I received this news from Ethics Hero Harris Meyer, the journalist who has been trying to preserve some semblance of integrity in his profession by reminding it what ethical investigative journalism is not, through his efforts to rebut the praise for Gaby Rodriguez, the high school student who deceived her family and classmates by pretending to be pregnant as her senior project. The news: Trevor Greene, the principal who helped devise Gaby’s unethical stunt and assisted her in lying to the rest of the school, has been named the state’s top high school principal by the Association of Washington School Principals.
He received this honor, the release says, by virtue of his organizing a system of student-teacher mentorships, and guiding the school’s effort to expand and improve its science, technology, engineering and math curriculum.

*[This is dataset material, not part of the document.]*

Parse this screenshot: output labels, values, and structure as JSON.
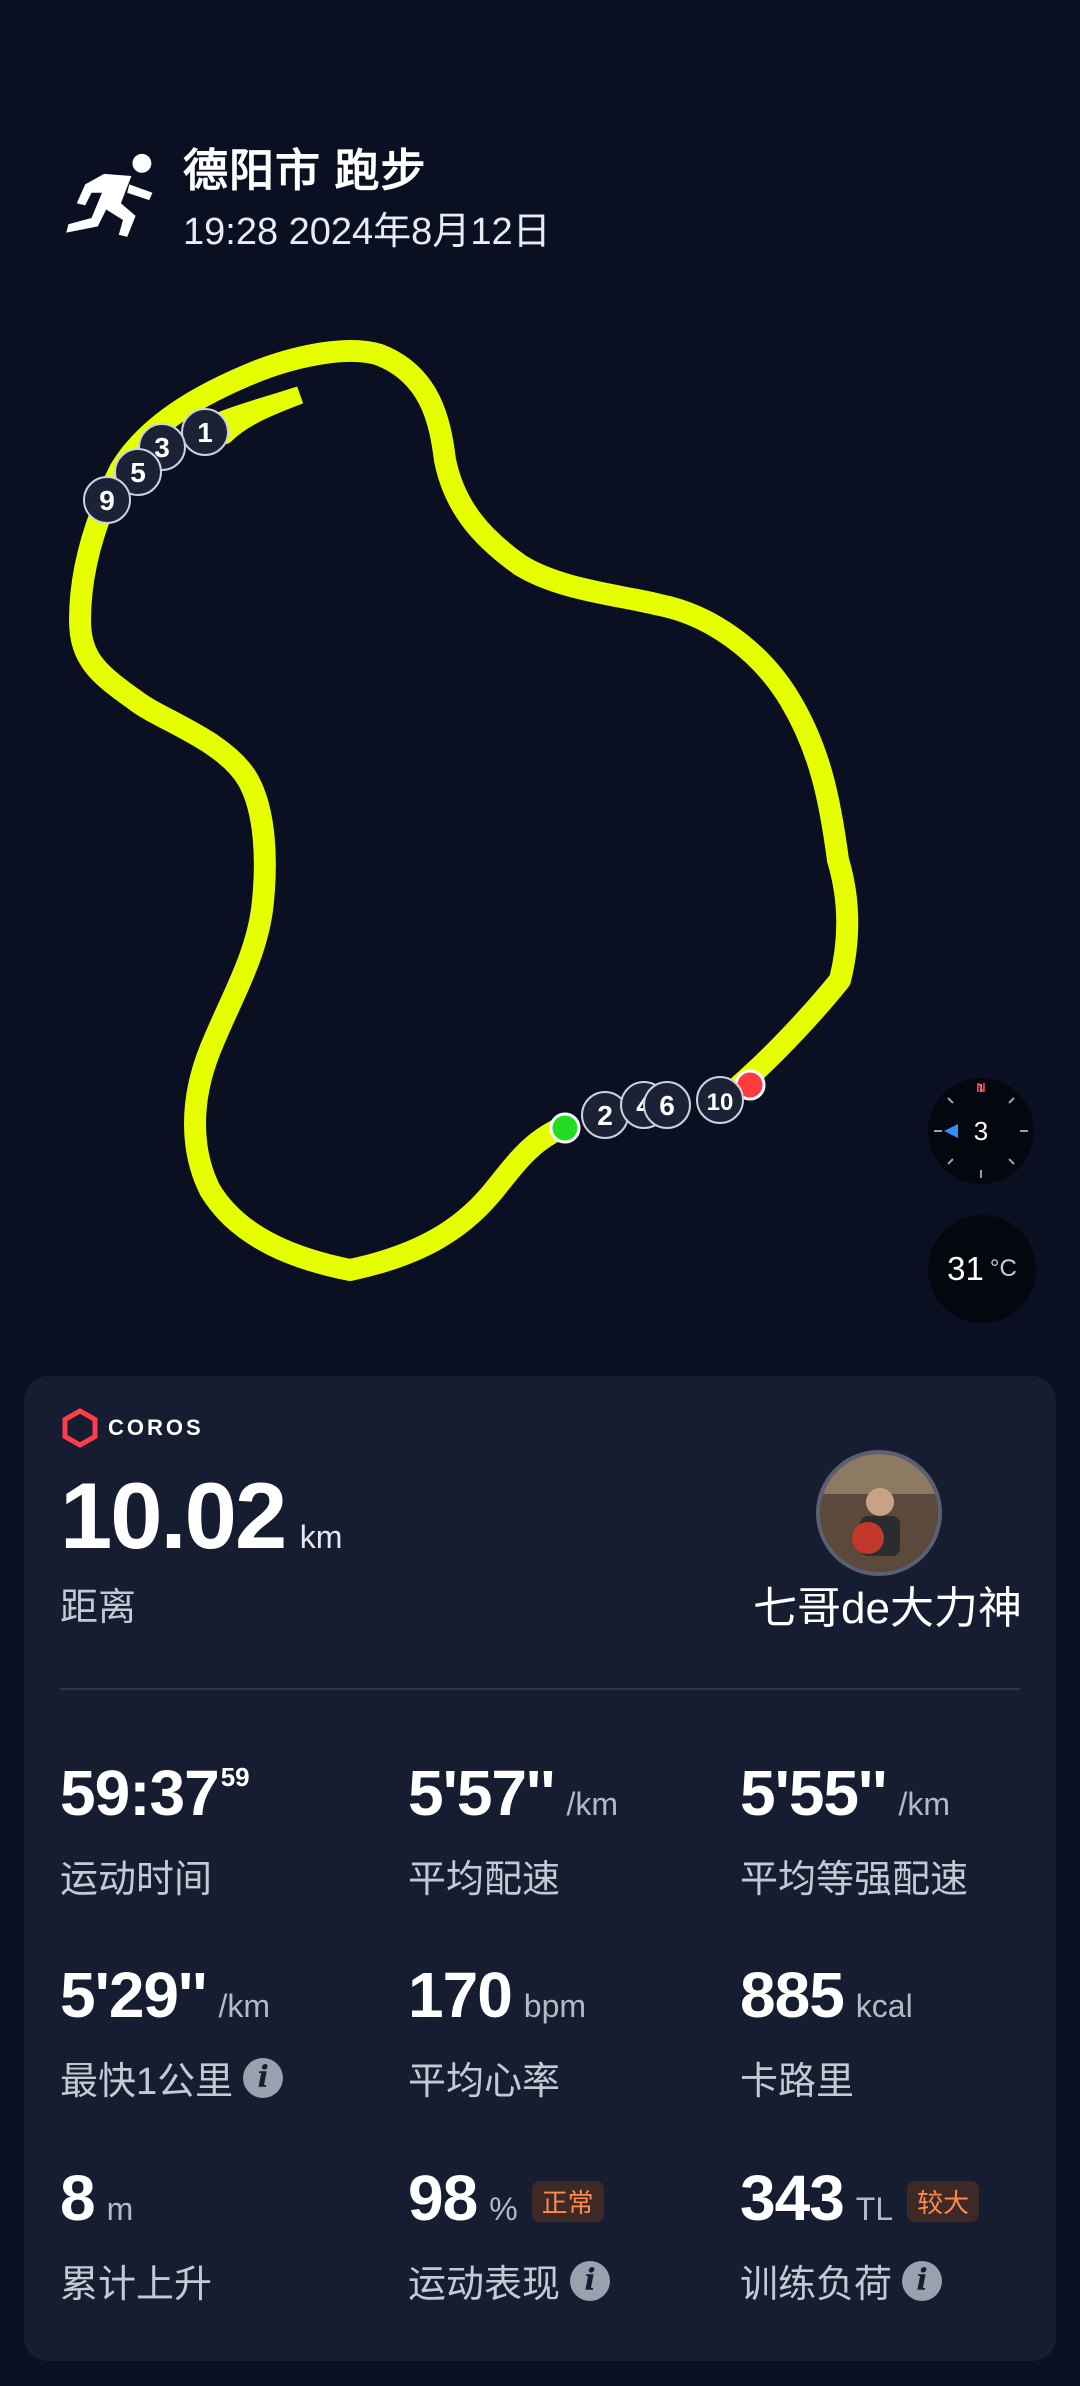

The fact that he also mentored a student in a blatantly unethical exercise that was, as I wrote in my original post about Gaby’s scam,
“…misguided in every way: irresponsible, dishonest, unfair, [trivializing] teen pregnancy, and play[ing] with people’s emotions for no legitimate purpose whatsoever, while teaching the false lesson that it is justifiable to deceive others, perhaps causing them emotional distress, for narrow personal goals…”
…all for school credit, no less, apparently didn’t bother the Association one bit. And maybe it shouldn’t have. Maybe this principal who believes that lying and exploiting others for notoriety and dubious objectives is the best principal in the State of Washington. Maybe the others are even worse. But buck up, Washington; honoring a principal who approves and rewards conduct like Gaby’s might just inspire others to emulate his example.
Is there any more we need to know about why test scores nationwide show evidence of institutionalized cheating?